Part 8 of ”Aspects of Aircraft Design and Control”
We are almost done with a series of posts about an aeronautical engineering course I created this year.
Lecture 8 — Longitudinal stability
Project 8 — Designing Canards
The objective of this eighth and final project was to explore the notion of longitudinal stability and the constraints it imposes on aircraft design and operation. The accompanying lecture is focused tightly on the concept of stability and the tools needed to solve the problem.

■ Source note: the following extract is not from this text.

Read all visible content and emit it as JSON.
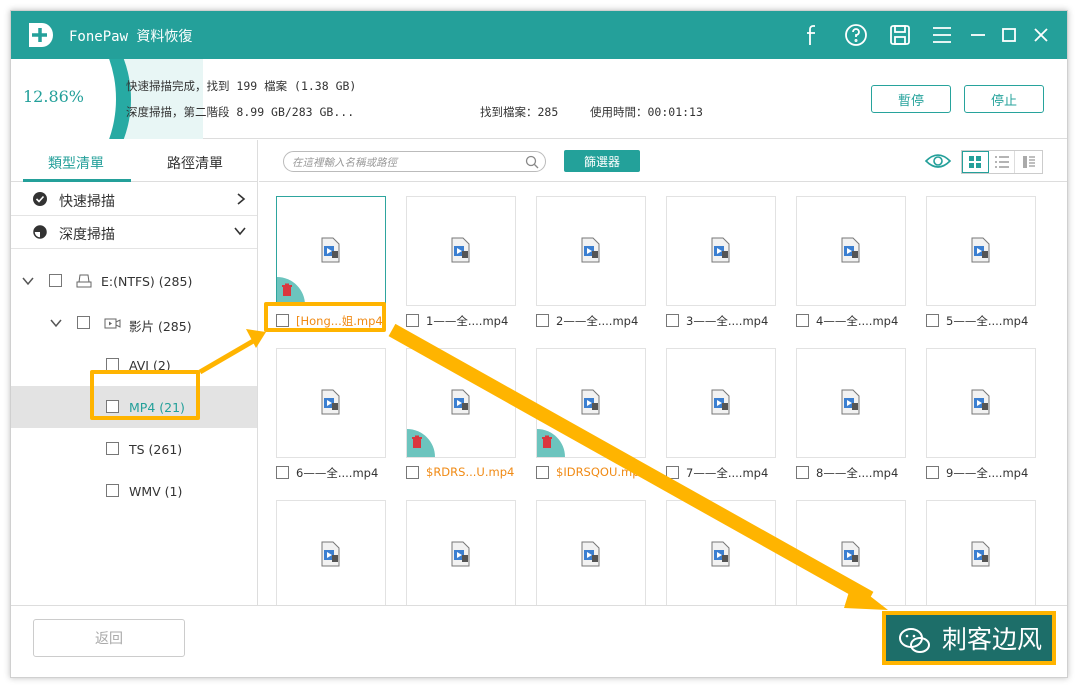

The lecture tackles the notion of stability in a very progressive and visual way. It is one great virtue of such informal, project-based lectures that they let us focus on the essential only. Here, all subtleties such as tail/wing interaction, their respective efficiencies, vertical offsets, or dynamic effects are left aside, leaving us to work on the very concept of stability un-distracted.
The last part of the lecture is dedicated to answering the question “how can canard aircraft be stable?”, which if done correctly, neatly captures the concept of, and constraints brought by, longitudinal stability.
As a whole, the lecture is short, neat, and leaves me very satisfied.
The project problem can be solved rather easily (only three sets of two simple equations need be solved) but leaves room for experimentation and initiative; the balance was struck in the right place.
I wanted to alleviate the work load on the students, who were caught within multiple deadlines, as well as hasten the publication of the final results (my experience is that when marks cannot be avoided, giving out marks promptly is one of the most effective ways of keeping students motivated and enabling them to improve). Therefore, I proposed that the project be completed in-class within four hours, and the class accepted. Working with a close-by deadline tremendously increases productivity but this comes at the cost of the serenity and slow-pace exploration that characterize true learning. Cutting-off students in their work at the end of the session simply reinforces the teacher-judge/taught-judged cleavage, and everyone’s frustration. I will not do this anymore next year.
All in all, a nicely constructed lecture and project. To me, the session was special in two ways. First, longitudinal stability had been a devouring, partly-unsolved center of interest ever since I studied it in university, and the first topic I ever desired to teach. Second and most important, it was the last session that I would be able to spend together with a class I’ve known for three years and with whom I’ve spent many an interesting or intense experience. Working on the design of a great-looking, terrific-sounding hypothetical aircraft was a nice way to part.